Comparing the pre-market price differences of the three platforms: maximum price difference rate over 50%, prices differing by nearly $150
Kalshi Pre-Market Price Difference: Up to $148, Price Difference Rate Around 37%
Taking the Kalshi pre-market trading market as an example, its prices on different platforms are as follows------
On the PreStocks platform, the pre-market price of the stock token is around $397; (compared to the $369 we reported a month ago in "Kalshi Trading Volume Continues to Break New Highs, What is a Reasonable Pre-Market Stock Price?", it has increased by nearly $30, a rise of 7.6%)

On the Jarsy platform, the pre-market price of the stock is around $545. (compared to the $504 we reported a month ago in "Kalshi Trading Volume Continues to Break New Highs, What is a Reasonable Pre-Market Stock Price?", it has increased by over $40, a rise of 8.1%)

In other words, the pre-market price of Kalshi stock has a price difference of up to $148 between the two major trading platforms (Note from Odaily Planet Daily: Considering that the two platforms adopt order book trading mechanisms and on-chain liquidity token trading mechanisms respectively, we are only making an abstract comparison here, without involving specific asset transfer forms, the same applies below).
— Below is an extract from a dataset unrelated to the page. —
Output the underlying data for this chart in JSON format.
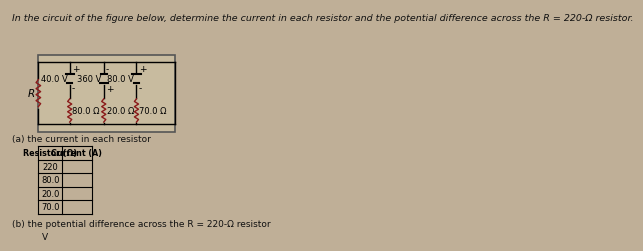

If calculated against the $360 price of the traditional financial market pre-market trading platform Hiive, the price difference could be as high as $185.
Polymarket Pre-Market Price Difference: Up to $94, Price Difference Rate Over 50%
Taking the Polymarket pre-market trading market as an example, its prices on different platforms are as follows------
On the PreStocks platform, the pre-market price of the stock token is around $186 (Note from Odaily Planet Daily: the increase in the last 30 days is 23%);

On the Jarsy platform, the pre-market price of the stock is around $280.

In other words, the pre-market price of Polymarket stock has a price difference of about $94 between the two major platforms, with a price difference rate of approximately 50.5%.
SpaceX (xAI) Pre-Market Price Difference: About $75, Price Difference Rate 12.7%
Taking SpaceX (xAI) as an example, its prices on different platforms are as follows------
On the PreStocks platform, the pre-market price of the stock token is around $666 (Note from Odaily Planet Daily: the increase in the last 30 days is 4.1%);

On the Tessera platform, the pre-market price of the stock token is currently reported at around $591 (Note from Odaily Planet Daily: the increase in the last 30 days is approximately 14.5%).

In other words, the pre-market price of SpaceX stock has a price difference of about $75 between the two major platforms, with a price difference rate of approximately 12.7%.
In summary, based on the existing pre-market trading platforms, it may be possible to build a crypto stock pre-market price difference market, which, after having sufficient pre-market tokens or pre-market equity capital, can meet the market's trading and speculation needs.
Of course, considering that the current market liquidity is still within the million-dollar range, the main business model of this platform may remain focused on trading fees or LP fees and the realization of price differences in the platform's own investment amounts.